74.      J’estime qu’un tel système assure le respect du fondement sur lequel repose le régime du mandat d’arrêt européen institué par la décision-cadre 2002/584, à savoir la confiance mutuelle entre les États membres dans le cadre de leur coopération en matière pénale (43).

75.      Par souci d’exhaustivité, j’ajoute que s’il devait exister un risque que le parquet reçoive des injonctions du pouvoir exécutif postérieures à l’homologation et portant sur la mise en œuvre et la transmission du mandat d’arrêt européen à l’État membre d’exécution (ce risque n’étant aucunement établi en l’espèce, du reste), il incomberait aux autorités de cet État membre d’exécution d’examiner cette question et d’en tirer, s’il échet, les conséquences. J’observe en tout état de cause qu’un tel risque pourrait exister dans n’importe quel autre régime d’émission du mandat d’arrêt européen et qu’au demeurant, le défaut de mise en œuvre et de transmission, par les autorités de l’État membre d’émission, du mandat d’arrêt n’est guère de nature à porter atteinte aux droits de la personne recherchée – or tel est pourtant l’objet de notre analyse en l’espèce.
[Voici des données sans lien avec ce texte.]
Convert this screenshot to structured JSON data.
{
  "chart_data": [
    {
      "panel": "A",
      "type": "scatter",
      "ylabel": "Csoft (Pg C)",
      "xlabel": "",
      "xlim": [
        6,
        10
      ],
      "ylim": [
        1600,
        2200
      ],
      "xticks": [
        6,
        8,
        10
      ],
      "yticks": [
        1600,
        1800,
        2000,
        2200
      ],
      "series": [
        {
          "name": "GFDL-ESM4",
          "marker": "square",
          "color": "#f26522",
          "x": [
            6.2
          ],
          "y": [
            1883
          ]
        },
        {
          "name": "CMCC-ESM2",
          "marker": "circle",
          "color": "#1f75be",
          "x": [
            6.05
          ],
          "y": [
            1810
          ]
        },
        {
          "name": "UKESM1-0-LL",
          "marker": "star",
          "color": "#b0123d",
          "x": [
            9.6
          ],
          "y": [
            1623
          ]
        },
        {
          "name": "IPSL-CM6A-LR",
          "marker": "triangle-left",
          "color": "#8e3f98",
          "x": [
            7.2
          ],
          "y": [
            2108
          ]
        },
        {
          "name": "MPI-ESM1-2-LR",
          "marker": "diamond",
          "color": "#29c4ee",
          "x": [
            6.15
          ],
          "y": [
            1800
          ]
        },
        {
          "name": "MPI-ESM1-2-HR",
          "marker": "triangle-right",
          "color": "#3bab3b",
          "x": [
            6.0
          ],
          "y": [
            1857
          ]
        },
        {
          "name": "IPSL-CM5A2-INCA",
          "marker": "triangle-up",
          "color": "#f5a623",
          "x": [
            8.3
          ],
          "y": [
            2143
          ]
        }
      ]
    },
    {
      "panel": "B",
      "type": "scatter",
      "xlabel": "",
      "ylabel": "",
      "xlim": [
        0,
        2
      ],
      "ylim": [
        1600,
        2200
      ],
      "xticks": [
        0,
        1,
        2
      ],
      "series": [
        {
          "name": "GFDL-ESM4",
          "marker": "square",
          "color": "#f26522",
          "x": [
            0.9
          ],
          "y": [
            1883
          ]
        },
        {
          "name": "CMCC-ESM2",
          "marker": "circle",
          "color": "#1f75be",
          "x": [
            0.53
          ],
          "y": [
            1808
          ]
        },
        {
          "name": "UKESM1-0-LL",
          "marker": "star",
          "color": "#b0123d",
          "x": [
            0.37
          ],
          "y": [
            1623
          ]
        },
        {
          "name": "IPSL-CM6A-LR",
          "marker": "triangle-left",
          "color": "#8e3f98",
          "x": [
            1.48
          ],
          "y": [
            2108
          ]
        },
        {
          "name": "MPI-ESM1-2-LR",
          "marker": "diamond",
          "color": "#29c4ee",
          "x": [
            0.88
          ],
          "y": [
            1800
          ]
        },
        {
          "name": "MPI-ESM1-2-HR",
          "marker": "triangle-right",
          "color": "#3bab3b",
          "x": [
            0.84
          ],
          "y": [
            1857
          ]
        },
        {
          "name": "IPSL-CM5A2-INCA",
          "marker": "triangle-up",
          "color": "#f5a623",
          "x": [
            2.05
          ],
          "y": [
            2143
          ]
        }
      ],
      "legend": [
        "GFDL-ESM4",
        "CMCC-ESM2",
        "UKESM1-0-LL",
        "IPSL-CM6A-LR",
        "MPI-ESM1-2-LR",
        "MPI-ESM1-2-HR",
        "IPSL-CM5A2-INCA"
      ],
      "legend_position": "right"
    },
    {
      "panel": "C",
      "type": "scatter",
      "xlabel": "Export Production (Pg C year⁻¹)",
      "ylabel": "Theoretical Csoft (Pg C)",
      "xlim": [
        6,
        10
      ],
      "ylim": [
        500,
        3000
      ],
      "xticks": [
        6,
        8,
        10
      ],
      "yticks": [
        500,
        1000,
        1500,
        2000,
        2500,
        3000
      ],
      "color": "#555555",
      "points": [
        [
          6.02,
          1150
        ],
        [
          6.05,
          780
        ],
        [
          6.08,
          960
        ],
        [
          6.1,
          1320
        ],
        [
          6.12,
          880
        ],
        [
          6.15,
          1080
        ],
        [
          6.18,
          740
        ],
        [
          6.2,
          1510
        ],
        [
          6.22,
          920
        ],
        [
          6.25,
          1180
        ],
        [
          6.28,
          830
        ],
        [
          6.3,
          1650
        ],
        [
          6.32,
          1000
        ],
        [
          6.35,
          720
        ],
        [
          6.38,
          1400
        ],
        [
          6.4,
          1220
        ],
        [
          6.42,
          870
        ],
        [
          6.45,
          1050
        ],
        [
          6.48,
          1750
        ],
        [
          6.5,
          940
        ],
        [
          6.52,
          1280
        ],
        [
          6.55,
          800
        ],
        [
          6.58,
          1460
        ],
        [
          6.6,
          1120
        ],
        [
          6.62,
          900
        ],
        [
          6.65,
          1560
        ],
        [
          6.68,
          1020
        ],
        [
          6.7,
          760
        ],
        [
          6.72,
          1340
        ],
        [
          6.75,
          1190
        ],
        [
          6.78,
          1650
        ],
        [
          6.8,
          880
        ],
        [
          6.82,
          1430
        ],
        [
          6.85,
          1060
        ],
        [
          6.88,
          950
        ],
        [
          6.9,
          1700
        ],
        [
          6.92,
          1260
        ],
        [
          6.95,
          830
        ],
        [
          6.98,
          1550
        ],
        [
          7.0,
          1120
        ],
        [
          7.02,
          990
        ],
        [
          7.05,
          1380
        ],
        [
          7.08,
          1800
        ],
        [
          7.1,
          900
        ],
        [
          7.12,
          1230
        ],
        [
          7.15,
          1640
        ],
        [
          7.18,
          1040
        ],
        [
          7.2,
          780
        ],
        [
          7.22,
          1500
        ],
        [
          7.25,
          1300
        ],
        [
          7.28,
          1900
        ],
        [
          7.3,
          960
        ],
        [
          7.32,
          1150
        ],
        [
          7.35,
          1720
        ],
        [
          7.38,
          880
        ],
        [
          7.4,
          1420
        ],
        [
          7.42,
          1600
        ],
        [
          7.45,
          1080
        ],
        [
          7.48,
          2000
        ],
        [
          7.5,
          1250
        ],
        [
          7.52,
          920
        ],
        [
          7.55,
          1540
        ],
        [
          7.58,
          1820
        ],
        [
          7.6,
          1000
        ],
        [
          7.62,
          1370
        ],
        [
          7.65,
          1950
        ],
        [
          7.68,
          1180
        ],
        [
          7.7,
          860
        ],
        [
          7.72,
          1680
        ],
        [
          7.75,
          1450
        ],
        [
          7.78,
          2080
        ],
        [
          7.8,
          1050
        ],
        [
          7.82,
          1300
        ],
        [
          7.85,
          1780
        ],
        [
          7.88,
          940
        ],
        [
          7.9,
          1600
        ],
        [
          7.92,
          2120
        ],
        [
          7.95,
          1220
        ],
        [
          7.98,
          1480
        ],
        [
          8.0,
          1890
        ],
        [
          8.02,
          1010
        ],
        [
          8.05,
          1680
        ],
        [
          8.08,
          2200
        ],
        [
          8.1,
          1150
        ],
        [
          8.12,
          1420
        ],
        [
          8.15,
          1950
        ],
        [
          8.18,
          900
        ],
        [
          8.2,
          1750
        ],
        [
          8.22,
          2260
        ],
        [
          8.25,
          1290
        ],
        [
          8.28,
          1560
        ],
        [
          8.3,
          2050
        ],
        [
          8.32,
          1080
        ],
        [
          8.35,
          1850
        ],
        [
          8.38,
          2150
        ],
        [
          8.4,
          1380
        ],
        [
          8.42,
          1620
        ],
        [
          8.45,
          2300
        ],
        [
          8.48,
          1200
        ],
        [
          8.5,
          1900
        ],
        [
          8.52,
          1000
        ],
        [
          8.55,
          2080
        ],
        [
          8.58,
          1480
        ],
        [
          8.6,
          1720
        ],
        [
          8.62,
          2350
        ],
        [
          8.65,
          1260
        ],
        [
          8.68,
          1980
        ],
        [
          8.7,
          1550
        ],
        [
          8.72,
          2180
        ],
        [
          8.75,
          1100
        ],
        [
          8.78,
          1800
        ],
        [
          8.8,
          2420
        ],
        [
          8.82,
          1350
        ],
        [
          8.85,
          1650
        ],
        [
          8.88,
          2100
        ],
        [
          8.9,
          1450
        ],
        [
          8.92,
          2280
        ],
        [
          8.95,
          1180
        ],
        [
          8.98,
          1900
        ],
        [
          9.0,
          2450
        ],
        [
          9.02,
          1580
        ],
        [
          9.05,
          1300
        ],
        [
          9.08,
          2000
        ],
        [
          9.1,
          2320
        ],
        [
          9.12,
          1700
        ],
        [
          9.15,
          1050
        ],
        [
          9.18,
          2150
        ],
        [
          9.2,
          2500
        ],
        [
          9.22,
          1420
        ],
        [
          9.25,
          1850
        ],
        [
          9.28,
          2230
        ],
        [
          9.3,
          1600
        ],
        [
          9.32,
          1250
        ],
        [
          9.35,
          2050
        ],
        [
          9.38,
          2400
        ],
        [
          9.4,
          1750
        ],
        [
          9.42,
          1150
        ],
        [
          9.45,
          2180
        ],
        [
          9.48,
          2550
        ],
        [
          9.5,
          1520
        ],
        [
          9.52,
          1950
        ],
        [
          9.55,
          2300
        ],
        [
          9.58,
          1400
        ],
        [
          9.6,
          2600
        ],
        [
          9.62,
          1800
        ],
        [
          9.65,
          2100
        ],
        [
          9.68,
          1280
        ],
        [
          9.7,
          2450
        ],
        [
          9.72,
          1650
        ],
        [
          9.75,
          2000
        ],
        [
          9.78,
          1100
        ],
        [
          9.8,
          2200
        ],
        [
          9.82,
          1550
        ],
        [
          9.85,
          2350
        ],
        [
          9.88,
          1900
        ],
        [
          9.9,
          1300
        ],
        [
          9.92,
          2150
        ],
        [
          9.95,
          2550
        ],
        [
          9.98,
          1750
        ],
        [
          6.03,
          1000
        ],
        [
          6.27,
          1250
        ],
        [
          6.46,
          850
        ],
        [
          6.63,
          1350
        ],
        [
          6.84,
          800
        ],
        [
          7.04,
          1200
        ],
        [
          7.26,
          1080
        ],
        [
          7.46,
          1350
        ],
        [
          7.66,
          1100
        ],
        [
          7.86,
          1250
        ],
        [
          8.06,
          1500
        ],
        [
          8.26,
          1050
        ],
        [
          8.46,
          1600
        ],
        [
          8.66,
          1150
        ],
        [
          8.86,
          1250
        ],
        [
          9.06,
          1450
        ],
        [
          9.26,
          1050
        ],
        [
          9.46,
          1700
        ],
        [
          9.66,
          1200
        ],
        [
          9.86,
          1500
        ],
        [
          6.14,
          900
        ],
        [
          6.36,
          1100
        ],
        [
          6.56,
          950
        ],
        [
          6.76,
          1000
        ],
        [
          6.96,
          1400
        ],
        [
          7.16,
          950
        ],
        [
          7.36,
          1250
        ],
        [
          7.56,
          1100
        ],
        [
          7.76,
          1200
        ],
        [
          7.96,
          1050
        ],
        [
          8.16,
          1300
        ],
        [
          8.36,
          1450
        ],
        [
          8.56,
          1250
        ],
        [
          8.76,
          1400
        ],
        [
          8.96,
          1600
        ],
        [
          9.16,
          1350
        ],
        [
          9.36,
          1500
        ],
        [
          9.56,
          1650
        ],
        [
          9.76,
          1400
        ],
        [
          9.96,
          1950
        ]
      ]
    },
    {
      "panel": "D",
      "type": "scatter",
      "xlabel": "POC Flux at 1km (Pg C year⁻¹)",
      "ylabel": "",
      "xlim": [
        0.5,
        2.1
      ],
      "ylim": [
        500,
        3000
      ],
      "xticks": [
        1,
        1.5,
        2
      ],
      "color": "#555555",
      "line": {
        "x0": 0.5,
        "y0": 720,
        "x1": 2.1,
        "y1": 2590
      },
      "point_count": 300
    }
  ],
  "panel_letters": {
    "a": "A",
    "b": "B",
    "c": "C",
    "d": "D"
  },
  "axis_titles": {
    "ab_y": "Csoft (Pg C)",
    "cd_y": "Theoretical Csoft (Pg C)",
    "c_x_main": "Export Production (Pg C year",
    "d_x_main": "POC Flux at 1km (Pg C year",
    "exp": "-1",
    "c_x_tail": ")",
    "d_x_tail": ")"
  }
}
 Les conditions énoncées dans l’arrêt OG et PI

76.      La juridiction de renvoi s’interroge sur le point de savoir si les conditions énoncées aux points 74 et 75 de l’arrêt OG et PI doivent être lues de manière cumulative ou alternative.

77.      Le gouvernement allemand soutient que tant la conclusion à laquelle la Cour est parvenue dans l’arrêt OG et PI à l’égard des parquets allemands que le libellé des points 74 et 75 dudit arrêt (comportant les termes « en outre ») militent pour une lecture cumulative de ces deux conditions. Le gouvernement autrichien estime quant à lui qu’il n’y a pas lieu d’examiner la question du rapport entre les points 74 et 75 de l’arrêt OG et PI au motif qu’en l’espèce, c’est la juridiction chargée de l’homologation du mandat d’arrêt qui doit être tenue pour responsable de l’émission de ce dernier, privant ainsi cette question de sa pertinence. La Commission estime enfin qu’il s’agit de deux questions distinctes, qui n’entretiennent aucune relation cumulative ou alternative entre elles, mais qui doivent au contraire s’apprécier selon leurs propres critères et exigences. Selon la Commission, il s’agit d’exigences juridiques applicables, d’une part, à l’émission valable d’un mandat d’arrêt européen et, d’autre part, à la protection juridique contre les mandats d’arrêt européens ainsi émis.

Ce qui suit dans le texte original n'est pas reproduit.